Buonanotte, mamma
Il testo premio Pulitzer di Marsha Norman in scena al Teatro Belli di Roma nel limpido e drammatico ritratto di famiglia in un interno diretto da Ciro Scalera.
Nel 1983 ‘night, Mother, nato dalla penna di Marsha Norman, lasciava attoniti i lettori americani sciogliendo in un perfetto e pacato salotto borghese il dramma di una figlia che, consapevolmente, esprime alla madre la volontà di suicidarsi. E sente la necessità di farlo ora. Ora che ha trovato la serenità, nonostante il divorzio, un figlio di dubbia moralità, e l’epilessia, che da un anno non si presenta violenta per strapparla a intermittenza dalla quotidianità.
Sulla scena del Teatro Belli, fino al 22 febbraio, la morsa mentale ed emotiva che stritola cuore e coscienza di madre e figlia nella perdita e dell’abbandono reciproco, prende forma in uno spazio angusto (pensato da Massimo Marafante) diviso tra cucina e soggiorno, delimitato da pareti con tappezzerie demodé e un sovraccarico arredo anni Sessanta: simulacri dell’immobilità bigotta e sbiadita di un interno bloccato tra falsi moralismi e intime ipocrisie, regole e ruoli sociali scricchiolanti e sfoghi di voci liberati al soffocante silenzio.
Un microcosmo al riparo dal mondo, nel quale il rapporto genitore-figlio è ormai l’unico tollerato e voluto; l’unico che, poco a poco, ha condotto le due donne all’essere l’una l’assuefatto riflesso dell’altra, sua sola ragione di vita.
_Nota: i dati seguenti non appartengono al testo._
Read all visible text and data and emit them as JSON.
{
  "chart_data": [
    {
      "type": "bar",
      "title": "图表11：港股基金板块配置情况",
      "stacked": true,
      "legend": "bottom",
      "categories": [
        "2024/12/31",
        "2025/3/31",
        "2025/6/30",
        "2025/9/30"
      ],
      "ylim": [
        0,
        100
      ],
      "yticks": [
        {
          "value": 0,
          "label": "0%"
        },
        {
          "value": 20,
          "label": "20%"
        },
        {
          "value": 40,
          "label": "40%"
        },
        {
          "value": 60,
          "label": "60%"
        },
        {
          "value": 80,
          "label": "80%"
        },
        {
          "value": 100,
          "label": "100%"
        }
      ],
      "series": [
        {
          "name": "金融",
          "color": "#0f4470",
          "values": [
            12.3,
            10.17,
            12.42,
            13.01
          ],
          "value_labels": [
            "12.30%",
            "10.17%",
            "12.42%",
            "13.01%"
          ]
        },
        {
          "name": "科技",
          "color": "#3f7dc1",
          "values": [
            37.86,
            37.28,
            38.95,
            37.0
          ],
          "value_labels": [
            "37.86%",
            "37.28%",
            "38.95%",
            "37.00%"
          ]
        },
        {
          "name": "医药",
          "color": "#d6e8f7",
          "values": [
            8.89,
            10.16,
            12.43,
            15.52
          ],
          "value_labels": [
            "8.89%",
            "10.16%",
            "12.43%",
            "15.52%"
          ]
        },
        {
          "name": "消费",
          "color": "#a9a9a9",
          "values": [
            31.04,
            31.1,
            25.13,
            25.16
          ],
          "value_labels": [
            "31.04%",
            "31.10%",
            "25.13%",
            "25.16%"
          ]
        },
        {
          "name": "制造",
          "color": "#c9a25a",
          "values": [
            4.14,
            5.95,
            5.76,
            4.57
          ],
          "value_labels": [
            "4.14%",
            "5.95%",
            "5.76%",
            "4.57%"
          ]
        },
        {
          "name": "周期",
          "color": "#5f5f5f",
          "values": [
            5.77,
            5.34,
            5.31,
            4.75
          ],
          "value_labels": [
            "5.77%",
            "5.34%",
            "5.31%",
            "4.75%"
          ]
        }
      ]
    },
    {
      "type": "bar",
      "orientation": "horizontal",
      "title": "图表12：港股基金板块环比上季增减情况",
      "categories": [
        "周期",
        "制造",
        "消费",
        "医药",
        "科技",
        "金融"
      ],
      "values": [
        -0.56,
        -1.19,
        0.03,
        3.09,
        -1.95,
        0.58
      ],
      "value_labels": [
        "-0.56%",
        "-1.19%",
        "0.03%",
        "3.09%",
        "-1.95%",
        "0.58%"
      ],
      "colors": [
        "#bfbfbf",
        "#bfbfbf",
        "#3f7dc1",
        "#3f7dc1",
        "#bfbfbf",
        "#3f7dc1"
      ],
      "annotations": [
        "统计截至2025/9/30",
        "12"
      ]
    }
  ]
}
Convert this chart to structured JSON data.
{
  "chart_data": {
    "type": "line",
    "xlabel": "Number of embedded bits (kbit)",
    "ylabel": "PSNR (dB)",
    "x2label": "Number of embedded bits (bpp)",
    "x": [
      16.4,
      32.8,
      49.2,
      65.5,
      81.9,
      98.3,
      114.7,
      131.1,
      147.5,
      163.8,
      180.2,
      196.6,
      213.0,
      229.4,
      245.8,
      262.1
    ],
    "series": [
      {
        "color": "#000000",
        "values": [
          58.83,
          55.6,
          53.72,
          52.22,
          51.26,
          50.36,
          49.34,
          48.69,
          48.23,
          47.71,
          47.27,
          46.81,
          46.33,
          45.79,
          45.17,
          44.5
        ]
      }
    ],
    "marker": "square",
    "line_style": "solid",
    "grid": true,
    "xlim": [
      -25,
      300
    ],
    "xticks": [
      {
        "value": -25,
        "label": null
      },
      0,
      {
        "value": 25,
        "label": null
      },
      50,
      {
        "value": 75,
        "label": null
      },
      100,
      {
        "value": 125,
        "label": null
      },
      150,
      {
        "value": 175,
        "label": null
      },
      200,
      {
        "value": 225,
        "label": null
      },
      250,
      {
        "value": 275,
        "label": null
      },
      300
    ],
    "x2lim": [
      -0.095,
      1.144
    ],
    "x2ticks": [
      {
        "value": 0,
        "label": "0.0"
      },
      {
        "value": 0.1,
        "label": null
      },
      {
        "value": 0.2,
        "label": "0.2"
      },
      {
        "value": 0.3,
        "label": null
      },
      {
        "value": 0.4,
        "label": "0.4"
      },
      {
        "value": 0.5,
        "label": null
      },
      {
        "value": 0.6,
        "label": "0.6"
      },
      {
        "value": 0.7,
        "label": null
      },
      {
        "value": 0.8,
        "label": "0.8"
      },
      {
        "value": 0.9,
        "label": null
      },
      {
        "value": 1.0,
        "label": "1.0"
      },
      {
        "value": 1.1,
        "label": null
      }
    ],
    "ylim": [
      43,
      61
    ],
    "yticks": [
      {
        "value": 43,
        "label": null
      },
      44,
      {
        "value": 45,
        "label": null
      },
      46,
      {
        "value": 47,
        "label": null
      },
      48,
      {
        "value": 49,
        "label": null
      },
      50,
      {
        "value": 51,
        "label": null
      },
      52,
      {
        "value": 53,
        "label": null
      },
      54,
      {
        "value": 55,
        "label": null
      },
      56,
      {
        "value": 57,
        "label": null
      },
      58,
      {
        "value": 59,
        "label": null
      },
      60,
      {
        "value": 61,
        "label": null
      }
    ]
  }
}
In questa logorante nuvola di realtà isolata, la composta e incisiva regia di Ciro Scalera adagia sulla coppia Thelma (Elisabetta De Vito) – Jessie (Sarah Biacchi) un velo di preservata e autodistruttiva gelosia proveniente da un legame rigido e morboso di dipendenza al contrario, dove è la madre, adagiata nel cardigan, gonna e giro di perle, a dar voce ai capricci infantili, e dove è la figlia, con fare da paranoica e servile padrona di casa, la cui euforia si muove nella comodità di pantaloni maschili e ampio maglione, ad accudirla, a rimproverarla, a ferirla.
Tra loro un’interpretazione capace di coniugare il dinamismo impulsivo di parole, gesti e sguardi con perspicacia e sobrietà, dando vita a inattese complicità e impetuosi j’accuse, a carezze di assurda rassegnazione, a dichiarazioni di egoistico affetto pronunciate nella quieta volontà d’interrompere ciò che di più intimo possiede una persona, la propria vita, ormai smarrita, lontana, sorda, e al conseguente, inevitabile e lacerante senso di colpa di chi quella vita l’ha messa al mondo e per misterioso istinto non può lasciarla andare.
De Vito e Biacchi trasformano il palcoscenico in un privilegiato terreno di sofisticato duello dove il primordiale legame dell’essere umano diventa un cordone mentale che stringe entrambe in un vortice di tacita disperazione, dove piegare il bucato, spostare i mobili, preparare la cioccolata, hanno il pungente significato di banalità ostentate, pretesti futili, parole spente piene di sottili e trasparenti tentativi di rallentare l’orrore di quell’istante assurdo, indicibile, quello dell’addio, dello sparo, del buio.